Both of these books are monumentally important. Each’s impressive depth strongly suggests that we have only begun to explore how early modern prints nuanced global conquest. The idea that Netherlandish prints lived in a European vacuum, or that people could have ever produced and carried pictures, texts, pictures of texts, or ideas to global destinations in linear processes now seems reductive and impossible. Likewise, the notion of the colonial artist’s or audience’s uncritical acceptance of imperially generated art now seems unthinkable.
Arthur J. DiFuria
Savannah College of Art and Design
================================================================
[1] Karen Nahon and Jeff Hemsley, Going Viral (Cambridge: Polity, 2013).

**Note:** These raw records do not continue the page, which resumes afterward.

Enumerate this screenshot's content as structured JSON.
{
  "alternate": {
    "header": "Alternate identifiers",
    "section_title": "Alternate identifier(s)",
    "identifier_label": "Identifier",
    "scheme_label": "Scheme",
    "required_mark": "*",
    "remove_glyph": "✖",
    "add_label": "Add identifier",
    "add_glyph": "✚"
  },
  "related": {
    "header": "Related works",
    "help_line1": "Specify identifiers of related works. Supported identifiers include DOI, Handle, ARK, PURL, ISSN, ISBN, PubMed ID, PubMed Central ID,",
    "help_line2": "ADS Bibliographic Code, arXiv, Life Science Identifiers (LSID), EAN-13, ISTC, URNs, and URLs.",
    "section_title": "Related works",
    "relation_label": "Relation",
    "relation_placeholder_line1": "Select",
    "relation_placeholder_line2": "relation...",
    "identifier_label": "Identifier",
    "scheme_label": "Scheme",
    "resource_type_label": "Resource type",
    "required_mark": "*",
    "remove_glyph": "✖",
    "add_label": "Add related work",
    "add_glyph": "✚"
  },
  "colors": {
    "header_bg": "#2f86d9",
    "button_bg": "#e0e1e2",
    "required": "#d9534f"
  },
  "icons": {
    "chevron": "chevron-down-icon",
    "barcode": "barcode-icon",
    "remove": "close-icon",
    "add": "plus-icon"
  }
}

[2] Rose Marie San Juan, Rome, A City Out of Print (Minneapolis: University of Minnesota Press, 2001), 29.
[3] George Kubler, The Shape of Time: Remarks on the History of Things (New Haven: Yale University Press, 1962), 44–46.
[4] Amy Knight Powell, “Review: Rubens in Repeat: The Logic of the Copy in Colonial Latin America, by Aaron Hyman,” Art Bulletin 104 no. 4 (2022): 122; Alexander Nagel and Christopher Wood, Anachronic Renaissance (Brooklyn, NY: Zone Books, 2010).
[5] Michael Bury, “On Some Engravings by Giorgio Ghisi Commonly called ‘Reproductive,’” Print Quarterly 10 no. 1 (1993): 4–18.